In the first few weeks, we saw people with mild or non-existent symptoms go through quarantine in the hospital. Now, in the most saturated areas, we see how much more serious patients have to wait at home or in the emergency room to be admitted. At some points in the epidemic, in the Madrid emergency department, there were more than 3,000 people waiting for bed. In this sense, in the most saturated communities (with uncontrolled community contagion), it is reasonable to expect that many cases did not go to hospital due to lack of capacity.
How does this translate? In a huge variety of ways to measure hospitalized patients. For example, while Castilla y León or Valencia separate patients who are in the hospital and those who are in the ICU, Andalusia counts the patients who are in the ICU as part of the total number of admissions. To make matters worse, the Community of Madrid also count patients who are recovering at home after being discharged, something that other communities do not do.
What is a critical patient?
Something similar happens with patients who need intensive care. There can be no common criteria even between hospitals. The number of ICU beds is limited and, despite attempts to expand, this means that in a context of saturation, doctors have to make decisions about who occupies them. Both Pablo de Lora, on the one hand, and Javier Padilla and Borja Barragué on the other, have written at length about the criteria for making these decisions. But, be that as it may, the result is the same: the more saturated the intensive care units, the greater the number of patients (who would normally be in them) would be left out.
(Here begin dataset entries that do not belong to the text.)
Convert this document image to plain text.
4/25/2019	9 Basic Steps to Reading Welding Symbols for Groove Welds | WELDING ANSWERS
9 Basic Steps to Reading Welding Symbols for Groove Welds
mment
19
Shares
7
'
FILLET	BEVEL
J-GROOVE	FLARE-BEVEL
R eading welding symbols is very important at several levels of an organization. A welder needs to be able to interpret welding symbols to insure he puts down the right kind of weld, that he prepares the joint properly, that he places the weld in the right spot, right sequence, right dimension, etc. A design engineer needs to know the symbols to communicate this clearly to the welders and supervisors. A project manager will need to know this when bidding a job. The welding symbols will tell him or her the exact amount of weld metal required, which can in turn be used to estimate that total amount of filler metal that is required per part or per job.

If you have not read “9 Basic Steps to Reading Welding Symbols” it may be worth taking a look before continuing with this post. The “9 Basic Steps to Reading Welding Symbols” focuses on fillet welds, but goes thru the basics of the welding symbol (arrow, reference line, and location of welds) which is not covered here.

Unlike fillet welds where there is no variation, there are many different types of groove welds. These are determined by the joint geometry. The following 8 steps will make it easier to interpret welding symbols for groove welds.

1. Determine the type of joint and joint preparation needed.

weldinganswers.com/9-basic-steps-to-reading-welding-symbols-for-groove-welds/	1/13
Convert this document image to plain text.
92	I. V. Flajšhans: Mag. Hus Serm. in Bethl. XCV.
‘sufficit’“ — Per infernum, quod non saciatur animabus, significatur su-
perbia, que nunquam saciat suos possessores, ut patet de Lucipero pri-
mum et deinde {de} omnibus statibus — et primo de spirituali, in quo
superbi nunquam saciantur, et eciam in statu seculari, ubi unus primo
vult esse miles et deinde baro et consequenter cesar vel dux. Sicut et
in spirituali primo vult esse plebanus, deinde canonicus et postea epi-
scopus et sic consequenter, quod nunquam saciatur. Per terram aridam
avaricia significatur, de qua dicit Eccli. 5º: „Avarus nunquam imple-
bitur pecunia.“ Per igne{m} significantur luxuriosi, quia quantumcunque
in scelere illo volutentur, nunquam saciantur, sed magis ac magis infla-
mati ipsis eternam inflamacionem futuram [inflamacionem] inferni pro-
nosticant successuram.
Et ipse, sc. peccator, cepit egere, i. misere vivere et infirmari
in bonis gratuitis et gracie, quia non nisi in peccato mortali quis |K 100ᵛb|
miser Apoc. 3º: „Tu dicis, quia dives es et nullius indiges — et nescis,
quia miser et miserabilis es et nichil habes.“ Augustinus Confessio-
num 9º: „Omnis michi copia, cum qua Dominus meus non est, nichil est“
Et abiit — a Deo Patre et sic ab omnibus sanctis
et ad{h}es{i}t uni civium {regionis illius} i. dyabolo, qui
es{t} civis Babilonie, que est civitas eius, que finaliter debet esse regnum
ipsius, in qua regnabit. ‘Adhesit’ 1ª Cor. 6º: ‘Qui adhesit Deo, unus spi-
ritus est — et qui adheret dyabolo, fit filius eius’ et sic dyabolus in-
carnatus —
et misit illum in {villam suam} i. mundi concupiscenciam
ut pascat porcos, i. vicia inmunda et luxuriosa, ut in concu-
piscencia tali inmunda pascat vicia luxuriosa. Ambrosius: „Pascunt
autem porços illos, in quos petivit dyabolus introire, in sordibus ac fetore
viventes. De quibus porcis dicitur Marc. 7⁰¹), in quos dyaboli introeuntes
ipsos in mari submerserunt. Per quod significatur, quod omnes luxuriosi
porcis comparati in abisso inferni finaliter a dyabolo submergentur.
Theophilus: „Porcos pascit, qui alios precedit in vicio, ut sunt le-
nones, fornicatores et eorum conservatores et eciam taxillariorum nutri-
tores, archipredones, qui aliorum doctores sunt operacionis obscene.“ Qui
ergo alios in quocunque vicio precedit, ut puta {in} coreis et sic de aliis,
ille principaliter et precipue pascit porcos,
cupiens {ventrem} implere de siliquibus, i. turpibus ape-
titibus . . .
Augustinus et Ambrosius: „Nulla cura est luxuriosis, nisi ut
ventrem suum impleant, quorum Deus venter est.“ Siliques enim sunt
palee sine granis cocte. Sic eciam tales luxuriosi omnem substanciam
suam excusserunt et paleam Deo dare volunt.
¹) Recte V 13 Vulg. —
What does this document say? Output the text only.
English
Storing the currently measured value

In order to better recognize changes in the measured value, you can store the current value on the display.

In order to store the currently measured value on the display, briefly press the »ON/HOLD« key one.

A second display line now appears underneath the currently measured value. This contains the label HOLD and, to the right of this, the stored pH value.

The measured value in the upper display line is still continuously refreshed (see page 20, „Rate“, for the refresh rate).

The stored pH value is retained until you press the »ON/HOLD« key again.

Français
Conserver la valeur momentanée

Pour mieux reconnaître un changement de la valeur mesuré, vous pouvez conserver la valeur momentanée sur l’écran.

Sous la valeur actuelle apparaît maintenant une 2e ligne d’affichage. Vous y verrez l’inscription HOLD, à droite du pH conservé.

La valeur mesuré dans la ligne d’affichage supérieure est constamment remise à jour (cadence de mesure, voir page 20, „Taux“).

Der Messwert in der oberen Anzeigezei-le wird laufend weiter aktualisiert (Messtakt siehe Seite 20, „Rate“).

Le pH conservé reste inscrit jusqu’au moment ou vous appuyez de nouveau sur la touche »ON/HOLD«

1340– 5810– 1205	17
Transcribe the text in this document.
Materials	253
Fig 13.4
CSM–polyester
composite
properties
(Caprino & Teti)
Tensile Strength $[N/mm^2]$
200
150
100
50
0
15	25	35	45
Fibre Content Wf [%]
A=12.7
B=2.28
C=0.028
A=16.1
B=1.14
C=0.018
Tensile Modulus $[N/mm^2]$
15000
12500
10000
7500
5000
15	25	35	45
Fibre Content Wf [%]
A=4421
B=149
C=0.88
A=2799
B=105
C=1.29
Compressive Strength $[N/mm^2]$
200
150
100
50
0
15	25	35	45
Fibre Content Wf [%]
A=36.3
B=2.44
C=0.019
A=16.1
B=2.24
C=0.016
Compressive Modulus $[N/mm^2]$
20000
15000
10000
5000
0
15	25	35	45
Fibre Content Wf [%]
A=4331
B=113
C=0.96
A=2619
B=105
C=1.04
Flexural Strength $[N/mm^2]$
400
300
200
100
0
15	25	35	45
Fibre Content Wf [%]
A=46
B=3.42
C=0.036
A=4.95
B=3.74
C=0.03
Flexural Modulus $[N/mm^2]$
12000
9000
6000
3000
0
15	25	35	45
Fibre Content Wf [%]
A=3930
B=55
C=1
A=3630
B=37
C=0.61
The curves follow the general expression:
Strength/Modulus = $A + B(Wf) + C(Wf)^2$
In fact, beyond this, which would be 'healthcare' differences, we know that the different communities count ICU patients differently. Some report to the Ministry active cases during the previous 24 hours, while others report the total accumulated cases. On April 2, for example, the ministry clarified that "the Communities of Galicia, Castilla-La Mancha, Castilla y León, Comunidad Valenciana and the Comunidad de Madrid present prevalence data (people admitted as of today)" and " they do not reflect the total number of people who have been hospitalized or admitted to the ICU throughout the reporting period. " Making dozens of epidemiological models based on these data unsustainable.